Mayoritas eksodus Rohingya terjadi karena kampanye pembantaian, pemerkosaan, dan penghancuran yang mengerikan, yang akhirnya diakui sebagai genosida oleh Amerika Serikat. Ini memaksa lebih dari 700.000 Rohingya melarikan diri melintasi perbatasan dengan Bangladesh, di mana gelombang pengungsi sebelumnya juga mencari perlindungan. Meskipun komunitas Rohingya memiliki sejarah yang kaya dan mendalam di Myanmar, negara menganggap mereka sebagai penyusup etnis Bengali tanpa klaim kewarganegaraan yang sah.
Pengungsi Rohingya di Bangladesh masih bergulat dengan trauma yang menimpa mereka di Myanmar dan kini menghadapi tekanan baru. Baru-baru ini, gelombang kekerasan telah melanda kamp-kamp Bangladesh tenggara di mana Rohingya mencari perlindungan, enam tahun setelah militer Myanmar melakukan kampanye genosida terhadap minoritas Muslim Rohingya.
Saat ini, Rohingya menemukan diri mereka terdampar dalam keadaan tidak pasti yang berbahaya dan memprihatinkan selama lebih dari lima tahun sejak penumpasan militer di Myanmar. Kudeta militer pada tahun 2021 telah meningkatkan konflik di negara tersebut, membuat kemungkinan pengembalian yang aman bagi Rohingya menjadi kemungkinan yang jauh.
Meskipun ada beberapa upaya untuk membantu Rohingya, tidak cukup dilakukan untuk memastikan kesehatan dan keselamatan mereka. PBB Dewan Hak Asasi Manusia– ahli yang ditunjuk ditelepon bagi para donor di seluruh dunia untuk memberikan dengan murah hati kepada dana Respons Pengungsi Rohingya Program Pangan Dunia PBB (WFP) setelah PBB mengumumkan tidak memiliki cukup dana untuk mempertahankan bantuan makanan untuk Rohingya.
“Pengurangan jatah yang direncanakan adalah konsekuensi yang menghancurkan dari kegagalan masyarakat internasional untuk menyediakan dana bagi inisiatif yang menangani kebutuhan dasar pengungsi Rohingya”, kedua Pelapor Khusus kata dalam sebuah pernyataan. “Ransum untuk pengungsi Rohingya akan dipotong dalam beberapa minggu, tepat sebelum Ramadhan. Ini tidak masuk akal.”
WFP menyatakan akan menurunkan jatah untuk pengungsi Rohingya sebesar 17% pada bulan Maret. Ia juga memperingatkan bahwa jika dana tambahan tidak diperoleh pada bulan April, pengurangan yang lebih signifikan akan diperlukan. WFP meminta dana $125 juta untuk mengatasi situasi ini.

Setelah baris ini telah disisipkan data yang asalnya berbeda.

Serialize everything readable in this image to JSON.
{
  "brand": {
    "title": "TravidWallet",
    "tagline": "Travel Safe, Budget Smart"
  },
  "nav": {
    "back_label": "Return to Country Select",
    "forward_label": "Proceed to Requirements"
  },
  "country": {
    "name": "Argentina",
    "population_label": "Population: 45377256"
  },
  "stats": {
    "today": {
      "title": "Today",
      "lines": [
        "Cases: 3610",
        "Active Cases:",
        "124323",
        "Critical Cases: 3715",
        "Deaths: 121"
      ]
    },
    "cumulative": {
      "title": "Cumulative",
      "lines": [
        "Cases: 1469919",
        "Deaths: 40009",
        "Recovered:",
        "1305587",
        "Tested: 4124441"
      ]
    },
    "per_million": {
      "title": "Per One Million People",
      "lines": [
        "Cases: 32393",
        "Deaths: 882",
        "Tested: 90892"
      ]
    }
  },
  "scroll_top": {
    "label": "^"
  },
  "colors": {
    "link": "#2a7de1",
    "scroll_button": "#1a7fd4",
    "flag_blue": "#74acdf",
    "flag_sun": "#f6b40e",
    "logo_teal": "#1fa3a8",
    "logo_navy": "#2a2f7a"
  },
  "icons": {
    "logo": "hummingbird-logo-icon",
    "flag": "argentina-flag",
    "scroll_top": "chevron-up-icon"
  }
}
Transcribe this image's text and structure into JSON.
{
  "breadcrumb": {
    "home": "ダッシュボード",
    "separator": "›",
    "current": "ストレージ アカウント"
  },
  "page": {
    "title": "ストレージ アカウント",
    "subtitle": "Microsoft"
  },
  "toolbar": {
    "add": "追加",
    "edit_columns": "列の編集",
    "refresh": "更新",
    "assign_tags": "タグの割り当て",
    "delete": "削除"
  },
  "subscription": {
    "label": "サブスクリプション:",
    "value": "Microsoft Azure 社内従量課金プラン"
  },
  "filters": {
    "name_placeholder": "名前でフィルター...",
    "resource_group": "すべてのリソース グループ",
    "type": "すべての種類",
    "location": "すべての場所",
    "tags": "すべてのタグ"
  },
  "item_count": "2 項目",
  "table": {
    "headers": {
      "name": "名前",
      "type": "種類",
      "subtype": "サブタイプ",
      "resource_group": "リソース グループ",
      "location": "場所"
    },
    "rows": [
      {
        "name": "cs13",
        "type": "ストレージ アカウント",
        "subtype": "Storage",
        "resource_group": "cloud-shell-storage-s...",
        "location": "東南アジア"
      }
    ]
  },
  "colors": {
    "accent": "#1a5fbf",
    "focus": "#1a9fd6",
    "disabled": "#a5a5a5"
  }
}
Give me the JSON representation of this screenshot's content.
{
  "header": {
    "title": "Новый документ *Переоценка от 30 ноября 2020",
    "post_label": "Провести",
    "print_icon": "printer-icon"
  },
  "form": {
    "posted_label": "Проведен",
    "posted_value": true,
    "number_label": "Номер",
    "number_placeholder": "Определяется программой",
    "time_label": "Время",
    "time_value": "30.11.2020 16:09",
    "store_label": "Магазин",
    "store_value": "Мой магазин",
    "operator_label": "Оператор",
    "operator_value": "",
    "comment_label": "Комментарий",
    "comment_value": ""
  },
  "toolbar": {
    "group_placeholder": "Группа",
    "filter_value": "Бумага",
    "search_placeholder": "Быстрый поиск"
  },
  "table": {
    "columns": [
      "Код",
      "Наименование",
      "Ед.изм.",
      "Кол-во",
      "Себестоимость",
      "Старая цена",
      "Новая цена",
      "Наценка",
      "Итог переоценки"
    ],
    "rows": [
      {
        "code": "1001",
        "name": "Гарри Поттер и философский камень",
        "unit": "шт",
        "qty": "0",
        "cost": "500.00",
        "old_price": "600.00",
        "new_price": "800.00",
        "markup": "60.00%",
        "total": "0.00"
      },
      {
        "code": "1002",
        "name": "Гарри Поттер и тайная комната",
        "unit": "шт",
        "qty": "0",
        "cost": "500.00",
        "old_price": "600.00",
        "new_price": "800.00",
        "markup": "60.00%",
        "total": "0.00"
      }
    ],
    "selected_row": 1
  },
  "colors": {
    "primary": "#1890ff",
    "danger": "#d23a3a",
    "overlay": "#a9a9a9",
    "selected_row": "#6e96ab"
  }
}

“Jika pemotongan ini dilakukan, mereka akan dikenakan pada orang-orang rentan yang sudah tidak aman pangan,” kata perwakilan PBB. “Tingkat malnutrisi akut tetap tinggi, dan malnutrisi kronis menyebar di antara populasi pengungsi Rohingya di Bangladesh, dengan lebih dari sepertiga anak-anak terhambat pertumbuhannya dan kekurangan berat badan.”
Pertanyaan Rohingya adalah krisis yang menuntut penyelesaian secepat mungkin. Menurut UNICEF“Rohingya bergantung sepenuhnya pada bantuan kemanusiaan untuk perlindungan, makanan, air, tempat tinggal dan kesehatan, dan mereka tinggal di tempat penampungan sementara di pengaturan kamp yang sangat padat.”
UNICEF juga mencatat bahwa meskipun layanan dasar telah diberikan, anak-anak masih menghadapi wabah penyakit, kekurangan gizi, kesempatan pendidikan yang tidak memadai, dan risiko yang terkait dengan penelantaran, eksploitasi, kekerasan, perkawinan anak, dan pekerja anak. Sementara itu, siklus tahunan musim hujan dan angin topan menimbulkan risiko besar bagi pengungsi Rohingya dan masyarakat tuan rumah.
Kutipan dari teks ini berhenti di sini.